Evans and de Lahunta ¹² summarised location and target innervation of the major nerves of the brachial plexus in the dog, and Anson et al ¹¹ correlated ultrasonographic images to anatomical dissection of the feline thoracic limb. The proximal approach described in this study aims to target nerve bundles within the axilla prior to major nerve division (Figure 3). In combination with individual variations in anatomy, nerve divergence presents a major problem for partial brachial and antebrachial desensitisation with traditional RUMM approaches. For example, complete cutaneous innervation is often difficult to achieve clinically as axillary and Mc nerve divisions innervate distal brachial and antebrachial cutaneous tissues.^12,13 While a full brachial plexus block (which must include the axillary, subscapular and suprascapular nerves) is unlikely, the proximal spread of dye using this technique may achieve a more complete sensory block over traditional RUMM approaches.

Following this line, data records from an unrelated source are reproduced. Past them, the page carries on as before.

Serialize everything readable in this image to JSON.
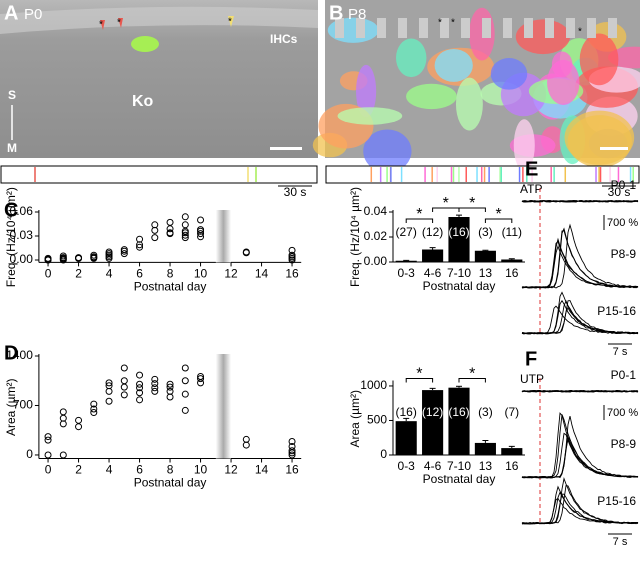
{
  "panels": {
    "A": {
      "label": "A",
      "stage": "P0",
      "ihc": "IHCs",
      "ko": "Ko",
      "s": "S",
      "m": "M",
      "star": "*"
    },
    "B": {
      "label": "B",
      "stage": "P8",
      "star": "*"
    },
    "raster_scale": "30 s",
    "C": "C",
    "D": "D",
    "E": {
      "label": "E",
      "agonist": "ATP",
      "groups": [
        "P0-1",
        "P8-9",
        "P15-16"
      ],
      "amp": "700 %",
      "time": "7 s"
    },
    "F": {
      "label": "F",
      "agonist": "UTP",
      "groups": [
        "P0-1",
        "P8-9",
        "P15-16"
      ],
      "amp": "700 %",
      "time": "7 s"
    }
  },
  "chart_data": [
    {
      "type": "scatter",
      "xlabel": "Postnatal day",
      "ylabel": "Freq. (Hz/10⁴ µm²)",
      "x": [
        0,
        0,
        0,
        0,
        1,
        1,
        1,
        1,
        1,
        2,
        2,
        2,
        3,
        3,
        3,
        3,
        4,
        4,
        4,
        4,
        4,
        5,
        5,
        5,
        6,
        6,
        6,
        7,
        7,
        7,
        8,
        8,
        8,
        8,
        9,
        9,
        9,
        9,
        9,
        9,
        10,
        10,
        10,
        10,
        10,
        13,
        13,
        16,
        16,
        16,
        16,
        16
      ],
      "values": [
        0,
        0.001,
        0.002,
        0,
        0.001,
        0.002,
        0.003,
        0.005,
        0,
        0.002,
        0.003,
        0.002,
        0.003,
        0.004,
        0.002,
        0.006,
        0.002,
        0.004,
        0.006,
        0.008,
        0.01,
        0.008,
        0.011,
        0.013,
        0.016,
        0.019,
        0.026,
        0.028,
        0.037,
        0.044,
        0.033,
        0.034,
        0.039,
        0.047,
        0.028,
        0.031,
        0.034,
        0.036,
        0.044,
        0.054,
        0.029,
        0.033,
        0.036,
        0.038,
        0.05,
        0.009,
        0.01,
        0,
        0.002,
        0.004,
        0.006,
        0.012
      ],
      "xlim": [
        -0.6,
        16.6
      ],
      "xticks": [
        0,
        2,
        4,
        6,
        8,
        10,
        12,
        14,
        16
      ],
      "ylim": [
        -0.003,
        0.06
      ],
      "yticks": [
        {
          "value": 0,
          "label": "0.00"
        },
        0.03,
        0.06
      ],
      "shaded_range": [
        11,
        12
      ]
    },
    {
      "type": "bar",
      "xlabel": "Postnatal day",
      "ylabel": "Freq. (Hz/10⁴ µm²)",
      "categories": [
        "0-3",
        "4-6",
        "7-10",
        "13",
        "16"
      ],
      "values": [
        0.001,
        0.01,
        0.036,
        0.009,
        0.002
      ],
      "errors": [
        0.0003,
        0.0015,
        0.0015,
        0.0004,
        0.0006
      ],
      "n_labels": [
        "(27)",
        "(12)",
        "(16)",
        "(3)",
        "(11)"
      ],
      "ylim": [
        0,
        0.04
      ],
      "yticks": [
        {
          "value": 0,
          "label": "0.00"
        },
        0.02,
        0.04
      ],
      "color": "#000000",
      "brackets": [
        {
          "from": "0-3",
          "to": "4-6",
          "label": "*"
        },
        {
          "from": "4-6",
          "to": "7-10",
          "label": "*"
        },
        {
          "from": "7-10",
          "to": "13",
          "label": "*"
        },
        {
          "from": "13",
          "to": "16",
          "label": "*"
        }
      ]
    },
    {
      "type": "scatter",
      "xlabel": "Postnatal day",
      "ylabel": "Area (µm²)",
      "x": [
        0,
        0,
        0,
        1,
        1,
        1,
        1,
        2,
        2,
        3,
        3,
        3,
        4,
        4,
        4,
        4,
        5,
        5,
        5,
        5,
        6,
        6,
        6,
        6,
        6,
        7,
        7,
        7,
        7,
        8,
        8,
        8,
        8,
        9,
        9,
        9,
        9,
        10,
        10,
        10,
        13,
        13,
        16,
        16,
        16,
        16,
        16
      ],
      "values": [
        0,
        210,
        260,
        0,
        440,
        520,
        610,
        400,
        490,
        600,
        650,
        720,
        760,
        900,
        980,
        1020,
        850,
        960,
        1050,
        1230,
        780,
        880,
        950,
        1000,
        1130,
        900,
        950,
        1010,
        1070,
        820,
        900,
        960,
        1000,
        630,
        860,
        1050,
        1230,
        1020,
        1080,
        1110,
        140,
        220,
        0,
        30,
        60,
        120,
        190
      ],
      "xlim": [
        -0.6,
        16.6
      ],
      "xticks": [
        0,
        2,
        4,
        6,
        8,
        10,
        12,
        14,
        16
      ],
      "ylim": [
        -50,
        1400
      ],
      "yticks": [
        0,
        700,
        1400
      ],
      "shaded_range": [
        11,
        12
      ]
    },
    {
      "type": "bar",
      "xlabel": "Postnatal day",
      "ylabel": "Area (µm²)",
      "categories": [
        "0-3",
        "4-6",
        "7-10",
        "13",
        "16"
      ],
      "values": [
        490,
        940,
        975,
        175,
        100
      ],
      "errors": [
        40,
        25,
        20,
        35,
        25
      ],
      "n_labels": [
        "(16)",
        "(12)",
        "(16)",
        "(3)",
        "(7)"
      ],
      "ylim": [
        0,
        1050
      ],
      "yticks": [
        0,
        500,
        1000
      ],
      "color": "#000000",
      "brackets": [
        {
          "from": "0-3",
          "to": "4-6",
          "label": "*"
        },
        {
          "from": "7-10",
          "to": "13",
          "label": "*"
        }
      ]
    }
  ]
}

The electrical impulse blocking potential of local anaesthetics depends largely on drug potency and the length of nerve exposed. Using dissected frog sciatic nerves, Raymond et al ¹⁴ demonstrated a minimal 6 mm block length and critical lengths between 20 and 25 mm using lidocaine HCl at varying concentrations. The current study describes a 20 mm target stain length, as do most cadaveric studies.^8,15,16 The dose rate of 0.2 ml/kg body weight was extrapolated from Campoy et al ¹⁵ and aimed to minimise the risks of collateral nerve staining when using larger volumes as documented by Anson et al. ³

As with most cadaveric studies, major limitations to this study include undetected neurovascular damage and translating how nerve staining (block) relates to nerve desensitisation clinically. Using this modified lateral approach, theoretical damage may be possible to the axillary artery, its continuation as the brachial artery and the cranial and caudal circumflex arteries. Using frozen-thawed cadaveric specimens is known to alter nerve echogenic characteristics. ² Despite this, all four nerves were adequately visualised prior to aliquot injection. Characteristics of solution behaviour in terms of distribution through tissue previously frozen, when compared with that of live tissue, remains largely unclear. Reuptake of solution by lymphoid (major) and venous plexuses (minor) is postulated to be a cause for reduced clinical efficacy of previously evaluated cadaveric blocks. ¹⁷ Successful and repeatable regional desensitisation in live animals, however, does tend to suggest translatable nerve staining characteristics. For example, an ultrasound-guided axillary brachial plexus block successfully stained 6/6 RUMM nerves in cat cadavers ³ and produced visually complete motor and sensory block to the antebrachium in 6/8 cases clinically. ⁶ Therefore, only live models can compare clinical efficacy between this novel approach and traditional RUMM approaches.

Conclusions

The lateral approach to an ultrasound-guided axillary RUMM block is feasible in cats and may be a useful alternative to current approaches for distal brachial and antebrachial desensitisation. Both cranial and caudal approaches produced similar results; however, further research in live animals will determine its clinical applicability.